Port-Hamiltonian (p-H) Networks directly encode energy storage, dissipation, and interconnection via interpretable constructs, ensuring global passivity and modular causal analysis (Matei et al., 2020).
Feature-based ESNs link block-structured reservoirs to input-feature attribution, providing interpretable weights quantifying each feature's dynamical relevance (Goswami, 28 Mar 2024).
DEIM-based Diagnostics offer interpretable spatial modes and highlight on-the-fly model failures by tracking adaptively selected important locations (Kim et al., 22 Oct 2025).
Bayesian and Causal Models decompose the Markovian transition structure, explicitly representing uncertainties, regime switches, and learned causal graphs over time (Kaiser et al., 2019, Zhao et al., 2023).
Low-dimensional phase portrait and archetype analysis identify and align latent motifs (attractors, slow manifolds, limit cycles) with canonical computational forms, quantifying similarity via diffeomorphism-aware metrics and tracking compositional changes in model learning (Sagodi et al., 7 Jul 2025, Guilhot et al., 31 Oct 2024).
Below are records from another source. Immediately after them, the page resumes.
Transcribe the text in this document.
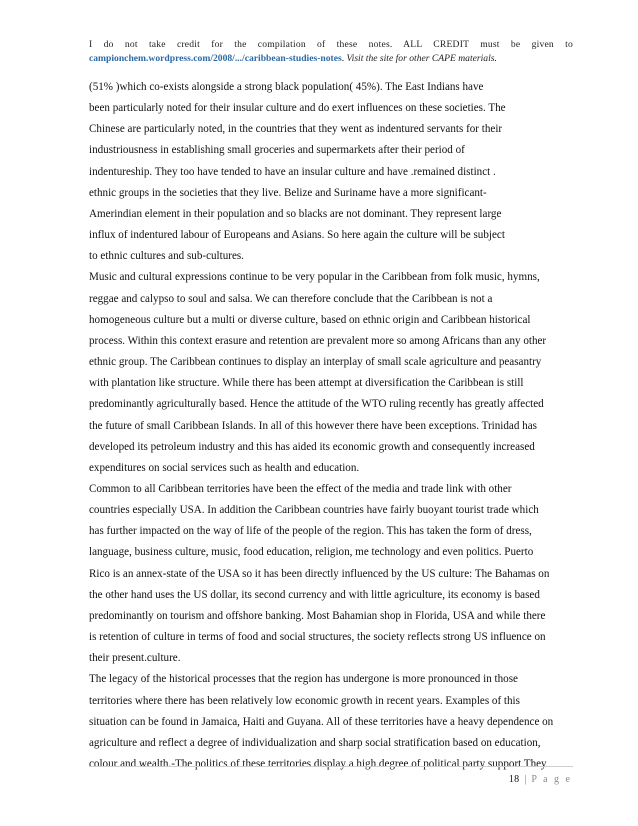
I do not take credit for the compilation of these notes. ALL CREDIT must be given to
campionchem.wordpress.com/2008/.../caribbean-studies-notes. Visit the site for other CAPE materials.
(51% )which co-exists alongside a strong black population( 45%). The East Indians have
been particularly noted for their insular culture and do exert influences on these societies. The
Chinese are particularly noted, in the countries that they went as indentured servants for their
industriousness in establishing small groceries and supermarkets after their period of
indentureship. They too have tended to have an insular culture and have .remained distinct .
ethnic groups in the societies that they live. Belize and Suriname have a more significant-
Amerindian element in their population and so blacks are not dominant. They represent large
influx of indentured labour of Europeans and Asians. So here again the culture will be subject
to ethnic cultures and sub-cultures.
Music and cultural expressions continue to be very popular in the Caribbean from folk music, hymns,
reggae and calypso to soul and salsa. We can therefore conclude that the Caribbean is not a
homogeneous culture but a multi or diverse culture, based on ethnic origin and Caribbean historical
process. Within this context erasure and retention are prevalent more so among Africans than any other
ethnic group. The Caribbean continues to display an interplay of small scale agriculture and peasantry
with plantation like structure. While there has been attempt at diversification the Caribbean is still
predominantly agriculturally based. Hence the attitude of the WTO ruling recently has greatly affected
the future of small Caribbean Islands. In all of this however there have been exceptions. Trinidad has
developed its petroleum industry and this has aided its economic growth and consequently increased
expenditures on social services such as health and education.
Common to all Caribbean territories have been the effect of the media and trade link with other
countries especially USA. In addition the Caribbean countries have fairly buoyant tourist trade which
has further impacted on the way of life of the people of the region. This has taken the form of dress,
language, business culture, music, food education, religion, me technology and even politics. Puerto
Rico is an annex-state of the USA so it has been directly influenced by the US culture: The Bahamas on
the other hand uses the US dollar, its second currency and with little agriculture, its economy is based
predominantly on tourism and offshore banking. Most Bahamian shop in Florida, USA and while there
is retention of culture in terms of food and social structures, the society reflects strong US influence on
their present.culture.
The legacy of the historical processes that the region has undergone is more pronounced in those
territories where there has been relatively low economic growth in recent years. Examples of this
situation can be found in Jamaica, Haiti and Guyana. All of these territories have a heavy dependence on
agriculture and reflect a degree of individualization and sharp social stratification based on education,
colour and wealth.-The politics of these territories display a high degree of political party support They
18 | P a g e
Each of these frameworks produces dynamical models whose internal structure is accessible to domain experts and whose components map onto physically or biologically meaningful primitives.
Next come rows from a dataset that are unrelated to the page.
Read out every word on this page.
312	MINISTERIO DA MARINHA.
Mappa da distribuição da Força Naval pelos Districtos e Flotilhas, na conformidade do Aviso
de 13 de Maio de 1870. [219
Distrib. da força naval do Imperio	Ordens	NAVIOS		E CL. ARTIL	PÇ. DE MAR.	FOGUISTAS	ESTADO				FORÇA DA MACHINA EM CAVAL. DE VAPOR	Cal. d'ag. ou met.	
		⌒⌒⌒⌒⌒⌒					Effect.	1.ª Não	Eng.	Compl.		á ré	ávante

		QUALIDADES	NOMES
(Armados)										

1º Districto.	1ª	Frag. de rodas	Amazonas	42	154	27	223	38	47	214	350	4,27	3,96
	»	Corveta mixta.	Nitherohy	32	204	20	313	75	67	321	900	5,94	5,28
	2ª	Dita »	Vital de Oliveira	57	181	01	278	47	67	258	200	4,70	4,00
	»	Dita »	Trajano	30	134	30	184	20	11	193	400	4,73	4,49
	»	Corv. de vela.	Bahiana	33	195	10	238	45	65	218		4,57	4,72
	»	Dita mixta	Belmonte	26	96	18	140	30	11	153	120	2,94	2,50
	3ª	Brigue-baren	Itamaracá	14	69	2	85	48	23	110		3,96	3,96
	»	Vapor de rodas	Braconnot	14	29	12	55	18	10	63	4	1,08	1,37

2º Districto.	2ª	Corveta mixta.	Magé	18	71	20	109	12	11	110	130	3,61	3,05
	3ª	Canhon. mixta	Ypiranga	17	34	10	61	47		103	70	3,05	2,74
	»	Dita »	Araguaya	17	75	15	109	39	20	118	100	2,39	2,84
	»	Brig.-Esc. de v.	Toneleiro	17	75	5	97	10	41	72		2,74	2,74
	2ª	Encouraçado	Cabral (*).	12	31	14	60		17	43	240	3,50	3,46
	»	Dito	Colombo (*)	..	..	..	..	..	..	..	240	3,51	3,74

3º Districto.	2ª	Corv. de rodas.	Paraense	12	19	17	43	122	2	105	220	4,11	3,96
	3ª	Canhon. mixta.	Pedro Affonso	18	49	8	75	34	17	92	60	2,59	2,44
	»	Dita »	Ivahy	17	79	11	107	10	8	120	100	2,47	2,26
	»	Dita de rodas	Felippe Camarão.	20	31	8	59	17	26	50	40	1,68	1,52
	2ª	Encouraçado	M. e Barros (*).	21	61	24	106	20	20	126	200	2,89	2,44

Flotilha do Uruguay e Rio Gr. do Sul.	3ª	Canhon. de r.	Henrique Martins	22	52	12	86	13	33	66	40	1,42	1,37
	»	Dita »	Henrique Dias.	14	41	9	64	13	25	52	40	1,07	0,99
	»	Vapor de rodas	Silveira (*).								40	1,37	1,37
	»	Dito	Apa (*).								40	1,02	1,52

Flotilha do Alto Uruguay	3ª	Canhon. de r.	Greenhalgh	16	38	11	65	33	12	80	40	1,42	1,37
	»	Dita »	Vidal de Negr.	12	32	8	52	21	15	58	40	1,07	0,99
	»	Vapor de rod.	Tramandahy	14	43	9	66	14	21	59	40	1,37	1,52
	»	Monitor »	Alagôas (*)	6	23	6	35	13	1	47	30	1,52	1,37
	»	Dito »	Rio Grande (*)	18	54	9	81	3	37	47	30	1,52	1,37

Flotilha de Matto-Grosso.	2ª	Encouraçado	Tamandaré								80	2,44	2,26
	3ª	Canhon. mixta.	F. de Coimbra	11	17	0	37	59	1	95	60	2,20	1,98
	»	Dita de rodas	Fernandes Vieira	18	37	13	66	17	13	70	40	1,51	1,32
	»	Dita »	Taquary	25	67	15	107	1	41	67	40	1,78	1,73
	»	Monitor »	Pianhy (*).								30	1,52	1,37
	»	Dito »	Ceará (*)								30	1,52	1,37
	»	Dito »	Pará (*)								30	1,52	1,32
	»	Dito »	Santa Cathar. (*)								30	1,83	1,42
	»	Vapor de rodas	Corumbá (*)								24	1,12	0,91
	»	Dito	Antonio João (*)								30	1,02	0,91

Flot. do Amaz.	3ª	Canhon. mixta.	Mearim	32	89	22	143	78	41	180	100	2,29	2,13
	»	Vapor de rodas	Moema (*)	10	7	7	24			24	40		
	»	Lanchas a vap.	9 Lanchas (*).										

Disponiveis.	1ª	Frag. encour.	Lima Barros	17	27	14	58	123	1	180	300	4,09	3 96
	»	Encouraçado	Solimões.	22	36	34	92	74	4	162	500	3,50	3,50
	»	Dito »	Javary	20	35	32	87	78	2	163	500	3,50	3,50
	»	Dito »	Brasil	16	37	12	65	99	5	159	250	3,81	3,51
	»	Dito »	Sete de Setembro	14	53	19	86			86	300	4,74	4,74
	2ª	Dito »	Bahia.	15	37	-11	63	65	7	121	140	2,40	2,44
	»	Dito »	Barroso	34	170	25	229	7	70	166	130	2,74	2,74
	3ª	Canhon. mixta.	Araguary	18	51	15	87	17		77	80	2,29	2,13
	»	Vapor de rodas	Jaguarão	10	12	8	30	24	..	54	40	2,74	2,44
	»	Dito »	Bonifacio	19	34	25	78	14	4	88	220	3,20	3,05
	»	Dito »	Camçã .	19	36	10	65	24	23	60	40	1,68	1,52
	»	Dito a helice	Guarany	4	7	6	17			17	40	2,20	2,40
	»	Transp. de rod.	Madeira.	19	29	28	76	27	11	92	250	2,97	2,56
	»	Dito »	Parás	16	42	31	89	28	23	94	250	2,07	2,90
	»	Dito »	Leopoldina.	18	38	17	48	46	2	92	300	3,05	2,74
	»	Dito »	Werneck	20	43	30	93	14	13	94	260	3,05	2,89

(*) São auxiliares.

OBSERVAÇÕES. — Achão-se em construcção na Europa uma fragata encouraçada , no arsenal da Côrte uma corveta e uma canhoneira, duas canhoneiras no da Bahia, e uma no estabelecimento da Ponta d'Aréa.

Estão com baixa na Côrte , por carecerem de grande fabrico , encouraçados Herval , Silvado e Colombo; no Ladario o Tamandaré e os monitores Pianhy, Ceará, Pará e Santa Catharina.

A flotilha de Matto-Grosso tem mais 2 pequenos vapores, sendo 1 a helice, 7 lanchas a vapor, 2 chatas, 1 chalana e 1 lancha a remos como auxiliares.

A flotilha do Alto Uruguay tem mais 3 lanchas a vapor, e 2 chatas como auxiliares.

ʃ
7. Open Problems and Future Directions

While progress has been made, several obstacles remain:

Generalizable post hoc interpretability methods for arbitrary data-driven dynamical models, particularly in high-dimensional, non-grid, or irregular domains.
Integration of physics-based interpretability principles (symmetry, conservation) in end-to-end differentiable settings.
Quantifying and benchmarking interpretable architectures against black boxes in large-scale, multi-modal problems.
Formalizing the relationship between a model’s dynamical interpretability and its out-of-domain generalization.

The field strongly advocates for the principled design of operator architectures, explanation modules (such as ERF/spectral sensitivity), and physics-informed inductive biases to render machine-learned dynamical systems transparent, robust, and physically meaningful (Gao et al., 3 Oct 2025).